When Hardred, a grown man, was treacherously slain by a son of Othere, he who discovered the North Cape, Beowulf once again was chosen King, and for forty years he reigned wisely and well. The fame of his arms kept war away from the land, and his wisdom as a statesman brought great prosperity and happiness to his people. He had never known fear, and so for him there was nothing to dread when the weakness of age fell upon him and when he knew that his remaining years could be but few:

“Seeing that Death, a necessary end,

Will come when it will come.”[9]

Through all those years of peace, the thing that was to bring death to him had lurked, unknown, unimagined, in a cave in the lonely mountains.

Many centuries before the birth of Beowulf, a family of mighty warriors had won by their swords a priceless treasure of weapons and of armour, of richly chased goblets and cups, of magnificent ornaments and precious jewels, and of gold “beyond the dreams of avarice.” In a great cave among the rocks it was hoarded by the last of their line, and on his death none knew where it was hidden. Upon it one day there stumbled a fiery dragon—a Firedrake—and for three hundred years the monster gloated, unchallenged, over the magnificent possession. But at the end of that time, a bondsman, who fled before his master’s vengeance and sought sanctuary in the mountains, came on an opening in the rocks, and, creeping in, found the Firedrake asleep upon a mass of red gold and of sparkling gems that dazzled his eyes even in the darkness. For a moment he stood, trembling, then, sure of his master’s forgiveness if he brought him as gift a golden cup all studded with jewels, he seized one and fled with it ere the monster could awake. With its awakening, terror fell upon the land. Hither and thither it flew, searching for him who had robbed it, and as it flew, it sent flames on the earth and left behind it a black trail of ruin and of death.

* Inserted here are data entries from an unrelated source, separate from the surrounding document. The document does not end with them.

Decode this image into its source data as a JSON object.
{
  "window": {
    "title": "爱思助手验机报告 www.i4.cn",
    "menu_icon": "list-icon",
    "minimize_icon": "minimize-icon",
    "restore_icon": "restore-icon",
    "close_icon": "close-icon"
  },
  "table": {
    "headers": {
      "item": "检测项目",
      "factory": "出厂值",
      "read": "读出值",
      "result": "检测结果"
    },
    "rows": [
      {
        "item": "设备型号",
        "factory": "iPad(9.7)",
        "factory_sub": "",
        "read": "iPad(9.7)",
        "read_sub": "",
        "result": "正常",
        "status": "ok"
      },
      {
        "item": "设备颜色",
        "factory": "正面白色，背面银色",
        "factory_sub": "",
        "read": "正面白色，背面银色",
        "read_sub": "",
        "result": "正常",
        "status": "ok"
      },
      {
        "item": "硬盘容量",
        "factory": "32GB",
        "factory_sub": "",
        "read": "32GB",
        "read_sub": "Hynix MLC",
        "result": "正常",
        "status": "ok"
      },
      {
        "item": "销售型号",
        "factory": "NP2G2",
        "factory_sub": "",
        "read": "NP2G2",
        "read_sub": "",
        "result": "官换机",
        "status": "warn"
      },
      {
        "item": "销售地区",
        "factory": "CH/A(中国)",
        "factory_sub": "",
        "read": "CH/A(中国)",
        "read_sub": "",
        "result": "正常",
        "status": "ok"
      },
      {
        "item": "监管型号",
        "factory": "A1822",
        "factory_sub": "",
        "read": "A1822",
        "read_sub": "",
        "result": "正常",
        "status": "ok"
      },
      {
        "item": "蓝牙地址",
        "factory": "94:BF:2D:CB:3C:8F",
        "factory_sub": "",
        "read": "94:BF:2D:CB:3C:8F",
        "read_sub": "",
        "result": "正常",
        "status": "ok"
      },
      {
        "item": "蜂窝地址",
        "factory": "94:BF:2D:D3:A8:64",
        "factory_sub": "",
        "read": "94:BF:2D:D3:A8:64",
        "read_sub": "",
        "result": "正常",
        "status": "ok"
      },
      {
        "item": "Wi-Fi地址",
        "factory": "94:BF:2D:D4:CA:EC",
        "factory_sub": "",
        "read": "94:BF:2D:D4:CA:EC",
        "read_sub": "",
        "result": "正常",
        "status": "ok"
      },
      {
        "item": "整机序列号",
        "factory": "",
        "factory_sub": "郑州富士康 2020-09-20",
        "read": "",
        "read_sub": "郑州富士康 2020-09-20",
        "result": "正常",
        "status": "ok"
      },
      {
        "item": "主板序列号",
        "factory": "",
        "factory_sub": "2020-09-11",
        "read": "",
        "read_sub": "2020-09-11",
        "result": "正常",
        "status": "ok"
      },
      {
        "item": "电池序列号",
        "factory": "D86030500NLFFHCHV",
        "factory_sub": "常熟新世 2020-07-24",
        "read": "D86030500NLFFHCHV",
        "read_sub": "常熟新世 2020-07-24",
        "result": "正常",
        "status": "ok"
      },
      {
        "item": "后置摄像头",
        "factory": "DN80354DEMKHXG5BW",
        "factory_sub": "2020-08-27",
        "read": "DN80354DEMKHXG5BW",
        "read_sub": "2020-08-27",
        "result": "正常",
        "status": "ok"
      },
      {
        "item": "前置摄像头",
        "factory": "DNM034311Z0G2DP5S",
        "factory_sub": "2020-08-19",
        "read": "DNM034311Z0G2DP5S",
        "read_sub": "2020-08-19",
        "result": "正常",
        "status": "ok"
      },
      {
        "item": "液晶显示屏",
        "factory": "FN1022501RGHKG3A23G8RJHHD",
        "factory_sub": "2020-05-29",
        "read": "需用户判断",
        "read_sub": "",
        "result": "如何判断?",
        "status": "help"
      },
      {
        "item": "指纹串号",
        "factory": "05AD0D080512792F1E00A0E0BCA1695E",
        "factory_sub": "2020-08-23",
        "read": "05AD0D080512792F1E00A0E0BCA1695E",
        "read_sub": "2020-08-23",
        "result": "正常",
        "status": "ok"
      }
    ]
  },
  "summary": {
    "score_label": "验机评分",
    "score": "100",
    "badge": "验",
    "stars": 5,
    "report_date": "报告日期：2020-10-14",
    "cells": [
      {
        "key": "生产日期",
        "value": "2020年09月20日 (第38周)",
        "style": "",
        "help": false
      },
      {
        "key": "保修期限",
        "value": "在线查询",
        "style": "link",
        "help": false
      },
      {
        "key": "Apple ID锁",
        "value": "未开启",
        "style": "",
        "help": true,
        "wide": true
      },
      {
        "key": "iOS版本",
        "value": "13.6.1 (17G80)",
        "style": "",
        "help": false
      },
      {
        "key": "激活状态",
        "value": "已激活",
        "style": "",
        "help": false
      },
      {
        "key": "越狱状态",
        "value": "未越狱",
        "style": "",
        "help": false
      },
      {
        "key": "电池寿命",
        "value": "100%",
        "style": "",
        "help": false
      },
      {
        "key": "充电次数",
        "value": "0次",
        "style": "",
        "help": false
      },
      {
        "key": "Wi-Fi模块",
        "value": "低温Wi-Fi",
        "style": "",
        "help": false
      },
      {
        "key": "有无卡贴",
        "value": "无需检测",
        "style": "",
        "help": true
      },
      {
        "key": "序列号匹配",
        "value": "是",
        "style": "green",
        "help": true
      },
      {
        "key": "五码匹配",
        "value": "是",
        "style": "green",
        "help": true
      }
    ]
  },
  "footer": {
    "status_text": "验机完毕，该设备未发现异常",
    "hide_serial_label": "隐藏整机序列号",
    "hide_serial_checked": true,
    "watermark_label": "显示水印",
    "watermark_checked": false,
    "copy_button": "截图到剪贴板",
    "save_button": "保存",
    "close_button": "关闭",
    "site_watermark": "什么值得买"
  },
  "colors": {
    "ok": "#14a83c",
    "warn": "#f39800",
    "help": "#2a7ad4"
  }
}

When news of its destroyings came to the ears of the father of his people, Beowulf knew that to him belonged the task of saving the land for them and for all those to come after them. But he was an old man, and strength had gone from him, nor was he able now to wrestle with the Firedrake as once he had wrestled with the Grendel and the Wolf-Woman, but had to trust to his arms. He had an iron shield made to withstand the Firedrake’s flaming breath, and, with a band of eleven picked followers, and taking the bondsman as guide, Beowulf went out to fight his last fight. As they drew near the place, he bade his followers stay where they were, “For I alone,” he said, “will win the gold and save my people, or Death shall take me.”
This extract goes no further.